As he waited while she returned indoors, he thought of the call to his mobile earlier that morning, and the glimpse of the man getting into the Toyota, which in turn had led him to the Ramsays’ house—
The door snapped open.
‘Here you are.’ She handed him a slip of paper. ‘I’ve included the international code.’
He exchanged the slip for one of his cards and asked her to call him anytime, day or night, if she ever thought of anything else. He crunched his way back down the driveway, called the office, and asked Liz to put out a BOLO on a silver BMW X5 SUV, two passengers, one white, one Arabic-looking. There, he had said it.

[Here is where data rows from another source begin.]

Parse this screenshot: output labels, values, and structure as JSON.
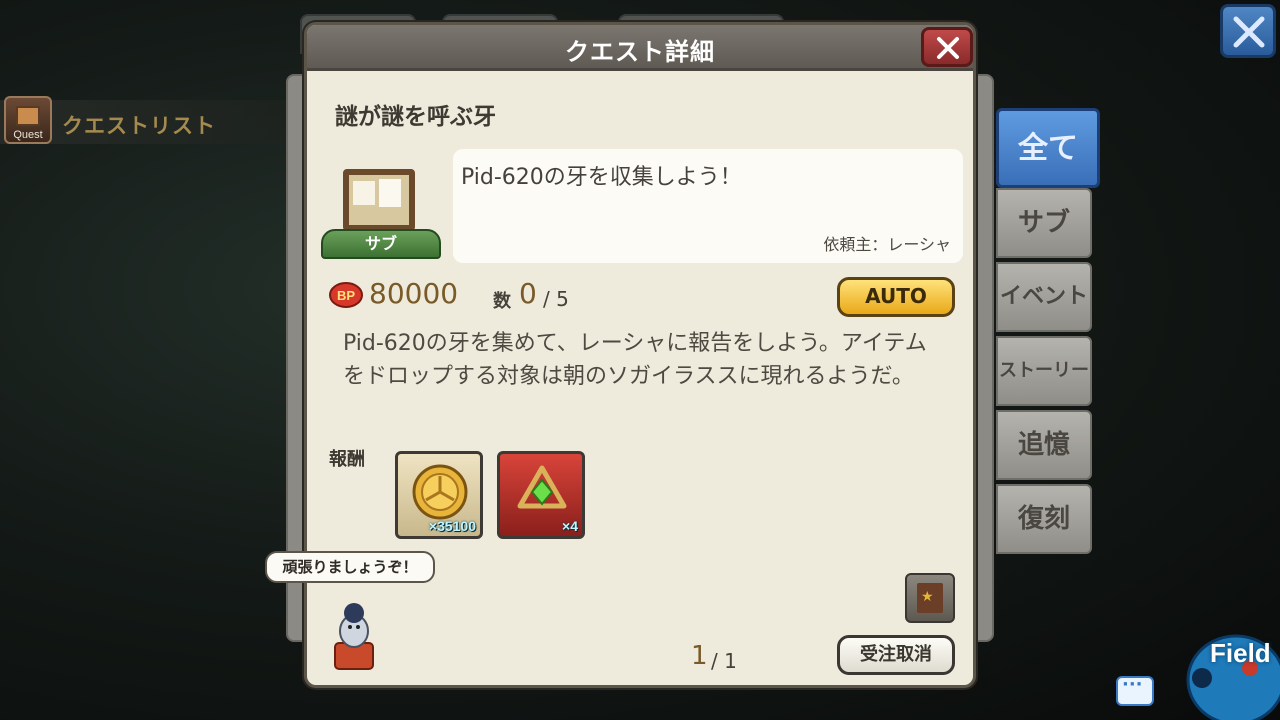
{
  "quest_list": {
    "icon_label": "Quest",
    "title": "クエストリスト"
  },
  "tabs": [
    {
      "label": "全て",
      "active": true
    },
    {
      "label": "サブ"
    },
    {
      "label": "イベント"
    },
    {
      "label": "ストーリー"
    },
    {
      "label": "追憶"
    },
    {
      "label": "復刻"
    }
  ],
  "panel": {
    "title": "クエスト詳細",
    "quest_name": "謎が謎を呼ぶ牙",
    "category_badge": "サブ",
    "objective": "Pid-620の牙を収集しよう！",
    "requester": "依頼主：レーシャ",
    "bp_value": "80000",
    "count_label": "数",
    "count_current": "0",
    "count_total": "/ 5",
    "auto_label": "AUTO",
    "description": "Pid-620の牙を集めて、レーシャに報告をしよう。アイテムをドロップする対象は朝のソガイラススに現れるようだ。",
    "reward_label": "報酬",
    "rewards": [
      {
        "icon": "coin-icon",
        "qty": "×35100"
      },
      {
        "icon": "gem-amulet-icon",
        "qty": "×4"
      }
    ],
    "speech": "頑張りましょうぞ！",
    "page_current": "1",
    "page_total": "/ 1",
    "cancel_label": "受注取消"
  },
  "field_label": "Field",
  "colors": {
    "accent_blue": "#3a6fb8",
    "auto_gold": "#e9a818",
    "close_red": "#8a2a2a",
    "panel_bg": "#efebdc"
  }
}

He just hoped he had it correct.
Next, he eyed the printed phone number.
He had spent a week in the Caribbean once, when Gail first left and he took himself off to St Thomas for a few days of sunshine, rum cocktails, and the hope of some quickly forgotten holiday romance. But a shrimp cocktail on his first night put him in bed for the next three days with food poisoning. All things Caribbean after that were eaten or drunk with half-hearted enthusiasm.
He glanced at his watch – 10.33 – which, if his memory and arithmetic were correct, put it at 6.33 on a Virgin Islands’ morning, sunny, no doubt. Time they were up, he thought, and dialled the number.
He got through to a man’s voice on the second ring, and asked for Mr Ramsay.
‘Speaking.’
Gilchrist had expected an older-sounding voice, then realised he might have their son on the line. ‘Mr Ramsay Senior?’ he asked.
‘Lennie’s still in bed. Can I help?’
Gilchrist gave a belated apology for disturbing them at such an early hour.
‘No problem. We’re all usually up by now. But Lennie had one too many last night.’
What is it with Scotsmen and Saturday nights? Gilchrist explained the reason for his call, and asked if Lennie could give him a call back.
‘Jean’s around,’ the man said. ‘She might know.’
When a frail-sounding voice came on to the phone, Gilchrist worried that he had woken the entire Caribbean neighbourhood. But Jean could not remember the name of the property management company. ‘And I warned Lennie not to go with him. I didn’t like the look of his eyes.’
‘Whose eyes?’
‘The man who came around to look at the property.’
‘From the property management company?’
‘That’s what I said, didn’t I?’
For a moment, Gilchrist thought he was going to land lucky, but he’d really been asking too much. ‘And you can’t remember the name of the company?’
‘Hold on a minute, I’ll check with Lennie.’
‘I thought he was . . .’ But from the clatter of the phone, he realised that she had laid it down. Another glance at his watch confirmed it was 6.42, and just the thought of a sun-filled morning and a walk along the beach was enough to have him toying with the idea of trying the Caribbean again – but without fish dishes.